The right for part-time workers to be treated in the same way as full-time workers was introduced in 2000 thanks to trade union campaigning in Europe. 

A total of 8.5 million people in the UK benefit directly, including just under 700,000 people who work part-time here in the West Midlands.

There is no guarantee that those protections will remain in place if the “Leave” campaigners win the argument and the UK votes to leave the EU. 

Labour is united as a party and a movement on the question of Europe – unlike the Tories. 213 of our 232 MPs support a ‘remain’ vote. 

...Nearly every major union supports our membership of the European Union. And every major union is campaigning for the UK to remain in the EU. 

TUC General Secretary Frances O’Grady says: “The bulk of the rights at work that matter to us originated in Europe. A Brexit would have massive implications for jobs, rights, and the very fabric of the UK. If you take that floor away, workers will be worse off.”  
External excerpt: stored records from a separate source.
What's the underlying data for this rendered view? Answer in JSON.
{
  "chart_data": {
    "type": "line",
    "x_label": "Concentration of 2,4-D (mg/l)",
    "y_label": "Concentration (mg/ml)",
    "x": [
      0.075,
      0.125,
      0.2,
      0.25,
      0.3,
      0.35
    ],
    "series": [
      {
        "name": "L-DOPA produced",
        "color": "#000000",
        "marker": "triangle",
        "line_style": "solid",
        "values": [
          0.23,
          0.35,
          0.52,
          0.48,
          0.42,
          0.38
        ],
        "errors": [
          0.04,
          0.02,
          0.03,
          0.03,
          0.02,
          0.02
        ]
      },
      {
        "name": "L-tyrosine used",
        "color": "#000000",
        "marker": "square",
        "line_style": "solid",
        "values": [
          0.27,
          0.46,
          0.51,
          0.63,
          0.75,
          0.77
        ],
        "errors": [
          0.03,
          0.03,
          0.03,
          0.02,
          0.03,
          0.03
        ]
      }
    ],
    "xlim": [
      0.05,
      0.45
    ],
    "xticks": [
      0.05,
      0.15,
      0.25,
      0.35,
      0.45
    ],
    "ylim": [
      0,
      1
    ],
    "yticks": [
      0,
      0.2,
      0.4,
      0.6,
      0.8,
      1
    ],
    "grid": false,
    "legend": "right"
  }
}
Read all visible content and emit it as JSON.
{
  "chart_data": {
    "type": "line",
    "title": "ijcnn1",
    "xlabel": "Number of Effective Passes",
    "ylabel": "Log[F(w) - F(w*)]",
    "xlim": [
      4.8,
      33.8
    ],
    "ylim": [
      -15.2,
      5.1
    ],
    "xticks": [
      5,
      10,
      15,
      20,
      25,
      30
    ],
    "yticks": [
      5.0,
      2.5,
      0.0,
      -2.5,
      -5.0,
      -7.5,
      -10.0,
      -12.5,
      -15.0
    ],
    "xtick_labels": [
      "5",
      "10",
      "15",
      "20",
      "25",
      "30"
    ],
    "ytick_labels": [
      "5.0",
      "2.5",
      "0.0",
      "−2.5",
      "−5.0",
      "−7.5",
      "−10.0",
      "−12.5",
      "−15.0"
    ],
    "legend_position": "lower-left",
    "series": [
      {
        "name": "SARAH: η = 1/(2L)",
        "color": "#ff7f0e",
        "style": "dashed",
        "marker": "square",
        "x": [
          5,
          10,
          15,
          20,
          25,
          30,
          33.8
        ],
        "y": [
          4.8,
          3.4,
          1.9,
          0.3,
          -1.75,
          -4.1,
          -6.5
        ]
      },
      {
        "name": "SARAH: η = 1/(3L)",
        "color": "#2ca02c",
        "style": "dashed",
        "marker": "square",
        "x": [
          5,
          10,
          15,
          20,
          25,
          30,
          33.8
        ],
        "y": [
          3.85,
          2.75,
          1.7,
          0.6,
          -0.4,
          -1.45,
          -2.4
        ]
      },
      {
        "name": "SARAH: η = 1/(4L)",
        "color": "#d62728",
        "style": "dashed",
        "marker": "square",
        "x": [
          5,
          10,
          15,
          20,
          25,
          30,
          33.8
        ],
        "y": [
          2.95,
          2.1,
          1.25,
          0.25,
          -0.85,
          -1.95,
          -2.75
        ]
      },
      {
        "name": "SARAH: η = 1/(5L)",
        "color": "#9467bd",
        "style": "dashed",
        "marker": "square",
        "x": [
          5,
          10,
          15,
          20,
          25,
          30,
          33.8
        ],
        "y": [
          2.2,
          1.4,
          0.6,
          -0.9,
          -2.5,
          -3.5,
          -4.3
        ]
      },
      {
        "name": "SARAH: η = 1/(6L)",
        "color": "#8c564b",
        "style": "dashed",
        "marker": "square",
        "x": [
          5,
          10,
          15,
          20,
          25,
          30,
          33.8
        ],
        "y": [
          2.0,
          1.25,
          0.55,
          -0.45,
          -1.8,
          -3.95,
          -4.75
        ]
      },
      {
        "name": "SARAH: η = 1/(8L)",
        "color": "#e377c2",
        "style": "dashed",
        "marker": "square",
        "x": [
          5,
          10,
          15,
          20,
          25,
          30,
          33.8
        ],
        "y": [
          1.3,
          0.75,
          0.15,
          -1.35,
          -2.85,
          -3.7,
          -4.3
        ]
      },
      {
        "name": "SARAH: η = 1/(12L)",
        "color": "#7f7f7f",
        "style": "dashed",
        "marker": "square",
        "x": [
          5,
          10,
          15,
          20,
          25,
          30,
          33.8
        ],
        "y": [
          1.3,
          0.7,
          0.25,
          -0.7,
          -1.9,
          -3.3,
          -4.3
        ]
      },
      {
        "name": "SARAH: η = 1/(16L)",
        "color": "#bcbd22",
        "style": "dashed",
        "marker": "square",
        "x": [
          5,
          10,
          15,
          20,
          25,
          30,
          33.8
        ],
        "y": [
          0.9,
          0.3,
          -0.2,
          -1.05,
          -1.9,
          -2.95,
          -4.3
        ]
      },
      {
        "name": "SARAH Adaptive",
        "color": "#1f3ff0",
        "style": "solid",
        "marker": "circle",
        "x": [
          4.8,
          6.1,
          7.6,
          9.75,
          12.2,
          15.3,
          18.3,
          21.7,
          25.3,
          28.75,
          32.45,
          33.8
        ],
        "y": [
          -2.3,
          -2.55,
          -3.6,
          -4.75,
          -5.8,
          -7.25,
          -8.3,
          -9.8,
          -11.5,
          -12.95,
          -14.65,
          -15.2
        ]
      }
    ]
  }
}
Tim Roache, the new General Secretary of the GMB, says Europe, although not perfect: “has given us the most progressive employment legislation in the country bar none.” 

And Len McCluskey has said, that whilst he wants reforms to the EU, 

“it is undeniable…that for millions of UK workers and their families the EU is the best hope for their jobs and fundamental rights. Our communities clearly benefit from the investment and trade links that come with being part of the EU. And our working people are in increasing need of the employment rights that flow from membership. Rest assured that outside of the EU, left at the mercy of a Conservative government, these protections will be swept away.” 

Our membership of the EU is not just about guarantees and safety at work, of course. 

It’s about the broader economy. There is no doubt that our membership of the EU has had a positive impact on British trade, British jobs, and British business.

And it will continue to do so. I want to live in a country with a sound, modern, innovative manufacturing base.

I want the next generation of British scientists, engineers and entrepreneurs to be able to stand on a strong platform of British manufacturing.

I want an active industrial policy that supports manufacturing of every kind, from our defence industries to the technologies that are being developed to cut carbon.

I want a regional development policy, so that towns like Redcar and Port Talbot are not left to rust, so that we invest in the workers who have built our nation’s prosperity.

I want universities linked to businesses, just as they are here in Coventry and Warwick, so that British graduates have the skills and experiences to compete with their counterparts from Beijing or Delhi. 

We have achieved a huge amount by working with our European allies and pushing for progressive reform of the European Union.

We will achieve a lot more if we continue to do that. 

But we can only do that by leading - not leaving.